I nodded to the back of the room. Kelsey saw the kids leaving. A couple of her friends were back there, I think, because now she saw what had become of us — a trio of wimped-out, gutless musicians on the road to Muzak. We had to act quickly if we didn't want to lose our audience or even our reputation (before we even had one).

“One, two, three,” I counted off and then — slam. I did the drum intro, setting up the backbeat for “The Condom Song.” Very original. Very loud. And full of meaningful lyrics. Alex had no choice but to go along since the song was already rolling.

The kids stopped dead in their tracks. Alphonse and James looked up from their coffees and stared at us like we had all just changed into werewolves before their very eyes. Kelsey belted out the words loud and clear:

When there's problems that you just can't hide,

Don't cover it up, that's suicide.

No head in the sand, got to make a stand;

It's just a condom machine, not a lie routine —

Put your fears aside, let the kids decide,

let the people decide,

let us all decide.

Well, maybe there was some language even stronger than that. But to Kelsey, these were the words that mattered. The song had so much pounding energy and anger that you could feel it in the air when we hit the final note. The kids in the back of the gym started to cheer. Alphonse turned around and shouted at them.

“You are not supposed to be in here. This is a closed session. Now leave immediately or I'll take down your names.”

I had a sudden craving to zero in on the back of his head while he was turned around and launch a big gob of spit straight at his bald spot. But I was trying to be good — for Kelsey and for the band. Besides, I wasn't as skilled as, say, Eric who could have picked off a sparrow flying across the yard.

Instead, I sat quietly, waiting. Waiting for what? For somebody to say something, I guess.

Alex was mad, yes, but he was trying to be cool. “Now we wouldn't be playing that song at the dance, Mr. Alphonse. We just want to let you see that we have range in our music. We're very versatile.”

“I'm sure you are, Alex,” Mrs. James interjected. “But we feel that the, um, style of your music is a bit too . . . volatile for a school dance.”

Volatile? What the hell was that supposed to mean? I didn't know if I had just been insulted or what.

“What Mrs. James is trying to say,” Alphonse kicked in, “is that we couldn't tolerate anything that loud. Or that provocative. It would, after all, be a school-sponsored function.”

I gripped onto my sticks and felt the drops of sweat forming in my armpits. School-sponsored function? I'd like to show him a school-sponsored function.

“What is it you are trying to say, Mr. Alphonse?” I asked.

Alphonse sighed. “I really am impressed by your range, as Alex calls it. I just don't think anyone could dance to your music. The beat is all wrong. I just think you might cause too many problems.”

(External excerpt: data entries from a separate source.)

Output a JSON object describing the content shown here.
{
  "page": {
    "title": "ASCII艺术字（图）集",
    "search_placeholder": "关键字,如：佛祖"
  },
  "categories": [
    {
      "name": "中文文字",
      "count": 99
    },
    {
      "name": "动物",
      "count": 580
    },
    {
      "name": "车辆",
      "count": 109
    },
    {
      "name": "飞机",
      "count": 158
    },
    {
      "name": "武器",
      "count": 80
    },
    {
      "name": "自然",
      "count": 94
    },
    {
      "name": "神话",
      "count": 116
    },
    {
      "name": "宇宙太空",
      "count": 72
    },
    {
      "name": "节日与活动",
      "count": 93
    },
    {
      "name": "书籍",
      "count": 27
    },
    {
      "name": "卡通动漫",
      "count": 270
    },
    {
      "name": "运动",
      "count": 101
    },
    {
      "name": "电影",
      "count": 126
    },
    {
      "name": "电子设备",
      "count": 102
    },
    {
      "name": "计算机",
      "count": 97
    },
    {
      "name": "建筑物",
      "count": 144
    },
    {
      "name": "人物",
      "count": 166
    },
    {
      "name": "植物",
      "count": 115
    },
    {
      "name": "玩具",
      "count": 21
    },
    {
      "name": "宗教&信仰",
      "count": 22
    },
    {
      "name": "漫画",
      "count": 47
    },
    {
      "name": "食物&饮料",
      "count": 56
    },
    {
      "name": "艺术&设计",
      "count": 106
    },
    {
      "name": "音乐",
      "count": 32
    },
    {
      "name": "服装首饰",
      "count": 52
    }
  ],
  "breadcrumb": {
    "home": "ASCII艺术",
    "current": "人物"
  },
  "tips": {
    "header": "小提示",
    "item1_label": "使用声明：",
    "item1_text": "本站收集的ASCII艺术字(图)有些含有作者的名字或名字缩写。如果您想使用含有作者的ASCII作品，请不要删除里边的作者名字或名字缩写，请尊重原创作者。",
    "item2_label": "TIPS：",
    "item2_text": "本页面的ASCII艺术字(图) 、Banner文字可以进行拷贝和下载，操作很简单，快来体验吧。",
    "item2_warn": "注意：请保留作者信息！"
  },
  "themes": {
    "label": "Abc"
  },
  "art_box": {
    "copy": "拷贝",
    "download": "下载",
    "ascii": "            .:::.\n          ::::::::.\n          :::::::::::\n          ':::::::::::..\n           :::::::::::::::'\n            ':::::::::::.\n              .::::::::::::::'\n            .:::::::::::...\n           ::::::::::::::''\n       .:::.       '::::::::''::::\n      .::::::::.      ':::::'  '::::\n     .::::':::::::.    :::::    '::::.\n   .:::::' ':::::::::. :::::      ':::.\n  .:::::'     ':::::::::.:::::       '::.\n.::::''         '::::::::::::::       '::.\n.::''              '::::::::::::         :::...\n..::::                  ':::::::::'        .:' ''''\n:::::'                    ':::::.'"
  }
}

In other words, we didn't get the job.

“You don't like us because we're too original,” Kelsey shot back at him through her mic. The words echoed in the gym.

“We don't need to justify our decision,” Mrs. James said softly.

The kids were still in the back of the room. No one had left. Somebody back there in the darkness was giving us a thumbs-up.

We had just been rejected and I was mad. When I felt like that, I was used to busting something, but this was school and I was in dangerous territory. I started to bash away on my drums — just some hard, brutal sounds, rolls on the floor tom, heavy pounding on the snare. A couple of kids clapped but Alphonse and James were in the back of the room now shuttling them all away. And then they too were gone. We were alone in the empty gym.